Sin embargo, la supuesta formalidad sólo se encontraba en esos discursos que pudieron ser “aleccionados”, porque no había registración, ni los derechos que conlleva como obra social, aguinaldos, vacaciones, ni percibían remuneración alguna los días no laborados por enfermedad, mal clima o los de descanso, tampoco cuando no había trabajo. Incluso, uno de los trabajadores expresó que el dueño del campo, a su pedido, le habría dado adelantos de dinero que le descontaba de lo trabajado al día siguiente, y que le habría pagado a sobrinos, de su paga diaria, por haberlo ayudado en las tareas de la quinta.
Por otro lado, quedó evidenciado que no se les proporcionaba a los trabajadores elementos de seguridad y protección personal. Y en relación a las viviendas, las constancias de la causa indican que las víctimas debieron amoblarlas, que los baños estaban afuera y a unos metros de las casas, y que no contaban con agua caliente.
De libertades y vulnerabilidad
Los jueces repararon en que si bien no había elementos para suponer que se afectaba la libertad de locomoción de las víctimas, estaba en evidencia “un menoscabo a la libertad en su faz interna, es decía al aspecto volitivo de la persona, a la capacidad de autodeterminarse, al punto de no reconocer la explotación que padecían lo cual se refleja en frases tales como ‘nos trataba bien’”.

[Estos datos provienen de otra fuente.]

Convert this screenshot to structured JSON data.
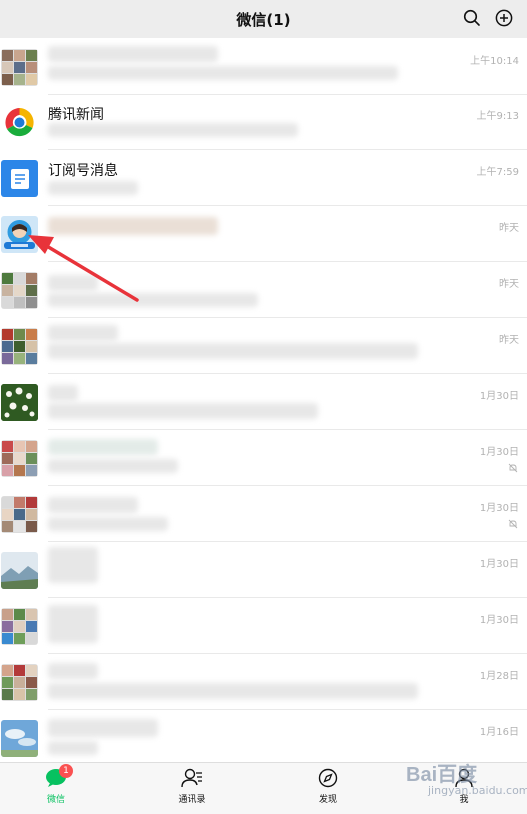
{
  "header": {
    "title": "微信(1)",
    "search_icon": "search-icon",
    "add_icon": "plus-circle-icon"
  },
  "chats": [
    {
      "name": "",
      "time": "上午10:14",
      "avatar": "group-grid",
      "muted": false
    },
    {
      "name": "腾讯新闻",
      "time": "上午9:13",
      "avatar": "tencent-news-logo",
      "muted": false
    },
    {
      "name": "订阅号消息",
      "time": "上午7:59",
      "avatar": "subscription-icon",
      "muted": false
    },
    {
      "name": "",
      "time": "昨天",
      "avatar": "profile-photo",
      "muted": false
    },
    {
      "name": "",
      "time": "昨天",
      "avatar": "group-grid",
      "muted": false
    },
    {
      "name": "",
      "time": "昨天",
      "avatar": "group-grid",
      "muted": false
    },
    {
      "name": "",
      "time": "1月30日",
      "avatar": "flowers-photo",
      "muted": false
    },
    {
      "name": "",
      "time": "1月30日",
      "avatar": "group-grid",
      "muted": true
    },
    {
      "name": "",
      "time": "1月30日",
      "avatar": "group-grid",
      "muted": true
    },
    {
      "name": "",
      "time": "1月30日",
      "avatar": "landscape-photo",
      "muted": false
    },
    {
      "name": "",
      "time": "1月30日",
      "avatar": "group-grid",
      "muted": false
    },
    {
      "name": "",
      "time": "1月28日",
      "avatar": "group-grid",
      "muted": false
    },
    {
      "name": "",
      "time": "1月16日",
      "avatar": "sky-photo",
      "muted": false
    }
  ],
  "tabbar": {
    "tabs": [
      {
        "label": "微信",
        "icon": "chat-bubble-icon",
        "active": true
      },
      {
        "label": "通讯录",
        "icon": "contacts-icon",
        "active": false
      },
      {
        "label": "发现",
        "icon": "compass-icon",
        "active": false
      },
      {
        "label": "我",
        "icon": "person-icon",
        "active": false
      }
    ],
    "badge": "1"
  },
  "watermark": {
    "brand": "Bai百度",
    "sub": "jingyan.baidu.com"
  },
  "annotation": {
    "color": "#e8333a"
  },
  "colors": {
    "accent": "#07c160",
    "badge": "#fa5151",
    "time": "#b2b2b2"
  }
}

En este contexto, citaron un precedente propio e indicaron que “deberá tenerse especial consideración al grado de desarrollo cultural de las posibles víctimas, las concretas posibilidades de satisfacer sus necesidades básicas, la mayor o menor dificultad para lograr un sustento económico aceptable en relación a las posibilidades de obtener un empleo o trabajo acorde a su condición social y educativa, el marco social en el que pudo haberse criado y desarrollado distintas facetas de su vida personas y toda otra circunstancia que conforma el núcleo de la explotación característico de este tipo penal”.
Frente a ello, repararon en que la totalidad de las víctimas de esta causa son personas de nacionalidad boliviana, que según sus propias manifestaciones vinieron a la Argentina buscando trabajo, que si bien todas dijeron saber leer y escribir también expresaron tener inconclusa la escolaridad primaria. Y al mismo tiempo, desconocían a quién vendía el imputado la verdura producida y su precio, lo que los colocaba en una situación de desventaja para negociar una mayor paga o la mejora en las condiciones de vida.
Para los magistrados, esta realidad de las víctimas fue aprovechada por el acusado para someterlas a condiciones de explotación laboral, con el propósito de obtener los máximos beneficios económicos, “contribuyendo con ello a un proceso de sumisión, de anulación de la personalidad y de deterioro de la autoestima, que se retroalimenta profundizando el estado de vulnerabilidad y afectando gravemente la libertad de decisión”.